I certainly agree with regard to foliage and abscission, but roots are a sink tissue. Maybe amylase manages to convert starches to sugars that can be moved, but I think it is minimal --> IOW carbohydrates are lost in either case. Clip the tip or desiccate it and ethylene causes branching. Meanwhile, at a cut surface, auxin piles up and new roots are initiated directly. I don't think this part happens quite so quickly with air pruning (not that it really matters).
Indeed it does not happen so quickly, and that's where the advantages lie. The plant has more time to naturally regenerate (and 'decide' which way to go is best) in dessication style pruning. With mechanical pruning, the plant is forced, no decision making, only responsive action. Roots might grow on places where they would certainly die later because they are forced to grow.
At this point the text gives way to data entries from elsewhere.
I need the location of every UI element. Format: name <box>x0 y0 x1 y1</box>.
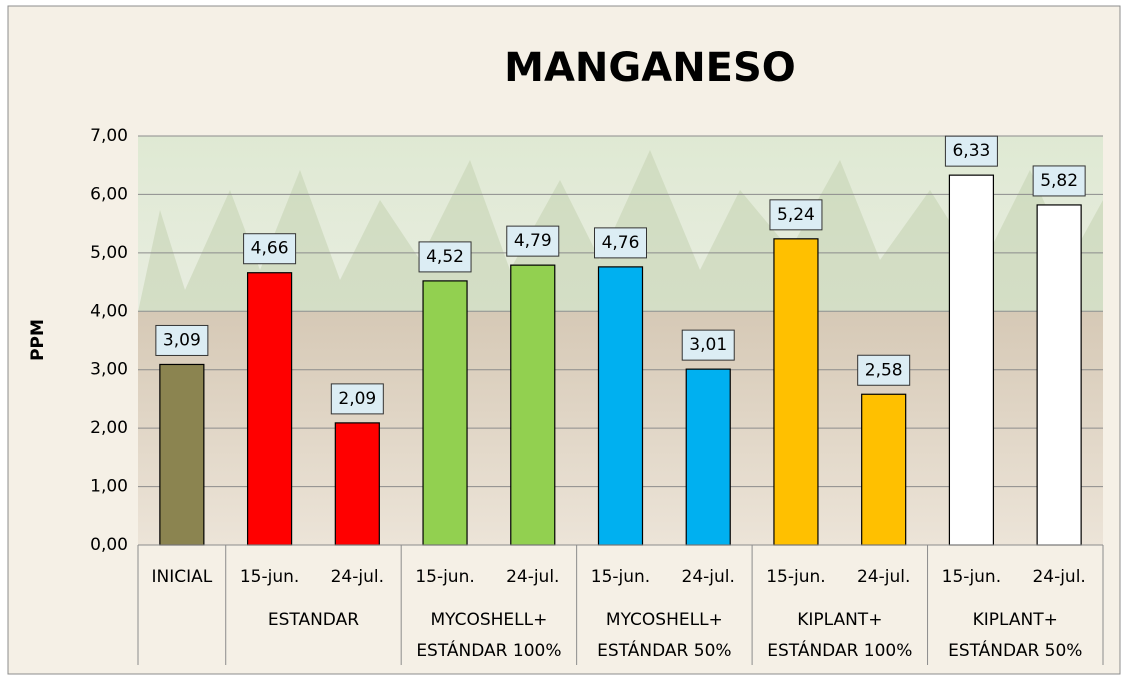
x-tick-label: 24-jul. <box>331 567 384 587</box>
group-label: MYCOSHELL+ <box>430 610 547 630</box>
group-label: ESTÁNDAR 50% <box>948 639 1082 661</box>
y-tick-label: 0,00 <box>90 535 128 555</box>
value-label: 5,82 <box>1040 171 1078 191</box>
y-tick-label: 7,00 <box>90 126 128 146</box>
bar <box>862 394 906 545</box>
chart: MANGANESO PPM 0,00 1,00 2,00 3,00 4,00 5,00 6,… <box>0 0 1129 679</box>
y-tick-label: 2,00 <box>90 418 128 438</box>
x-tick-label: 15-jun. <box>240 567 299 587</box>
value-label: 4,66 <box>251 239 289 259</box>
x-tick-label: 15-jun. <box>942 567 1001 587</box>
x-tick-label: 24-jul. <box>682 567 735 587</box>
x-tick-label: 15-jun. <box>766 567 825 587</box>
value-label: 2,09 <box>338 389 376 409</box>
y-axis-label: PPM <box>28 319 48 361</box>
group-label: KIPLANT+ <box>797 610 882 630</box>
bar <box>160 364 204 545</box>
group-label: ESTÁNDAR 100% <box>767 639 912 661</box>
value-label: 3,09 <box>163 330 201 350</box>
group-label: ESTÁNDAR 50% <box>597 639 731 661</box>
x-tick-label: 24-jul. <box>1032 567 1085 587</box>
x-tick-label: INICIAL <box>151 567 212 587</box>
value-label: 5,24 <box>777 205 815 225</box>
chart-title: MANGANESO <box>504 45 796 91</box>
value-label: 3,01 <box>689 335 727 355</box>
group-label: ESTÁNDAR 100% <box>416 639 561 661</box>
value-label: 4,79 <box>514 231 552 251</box>
x-tick-label: 24-jul. <box>857 567 910 587</box>
x-tick-label: 24-jul. <box>506 567 559 587</box>
group-label: MYCOSHELL+ <box>606 610 723 630</box>
bar <box>248 273 292 545</box>
value-label: 4,76 <box>602 233 640 253</box>
bar <box>686 369 730 545</box>
value-label: 4,52 <box>426 247 464 267</box>
group-label: ESTANDAR <box>268 610 359 630</box>
x-tick-label: 15-jun. <box>415 567 474 587</box>
y-tick-label: 6,00 <box>90 184 128 204</box>
bar <box>423 281 467 545</box>
bar <box>511 265 555 545</box>
value-label: 2,58 <box>865 360 903 380</box>
x-tick-label: 15-jun. <box>591 567 650 587</box>
bar <box>335 423 379 545</box>
bar <box>949 175 993 545</box>
bar <box>599 267 643 545</box>
bar <box>1037 205 1081 545</box>
y-tick-label: 1,00 <box>90 477 128 497</box>
value-label: 6,33 <box>952 141 990 161</box>
y-tick-label: 4,00 <box>90 301 128 321</box>
group-label: KIPLANT+ <box>973 610 1058 630</box>
y-tick-label: 3,00 <box>90 360 128 380</box>
y-tick-label: 5,00 <box>90 243 128 263</box>
bar <box>774 239 818 545</box>
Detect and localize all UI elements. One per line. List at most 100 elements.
Air pruning is not as stressful for a plant as mechanical pruning, it does not make wounds and it doesn't influence the system as a whole with shocks of auxin depletion (sink towards the roots for restauration). It's not just carbohydrates in the roots that are lost, it's also the general redirection of nutrient streams towards the roots, streams that aren't being used higher up. Air pruned plants tend to have a steady slow release dosage; you don't see growth slow down when it's building feeders. Whereas with mechanical pruning, you do.
If a stable growth pattern is your aim, I'd go with air pruning.
But whatever your preferred technique is, pruning helps. For the best feeder roots, go with aeroponics. What I've seen there, damn. No other techniques even come close to what that yields in root mat mass and volume.
Excuse me now, I'll be going outside for a happy dance. Today we had the first actual rain in 2 whole months! For a country that's basically a drained swamp, that's an unusually dry summer.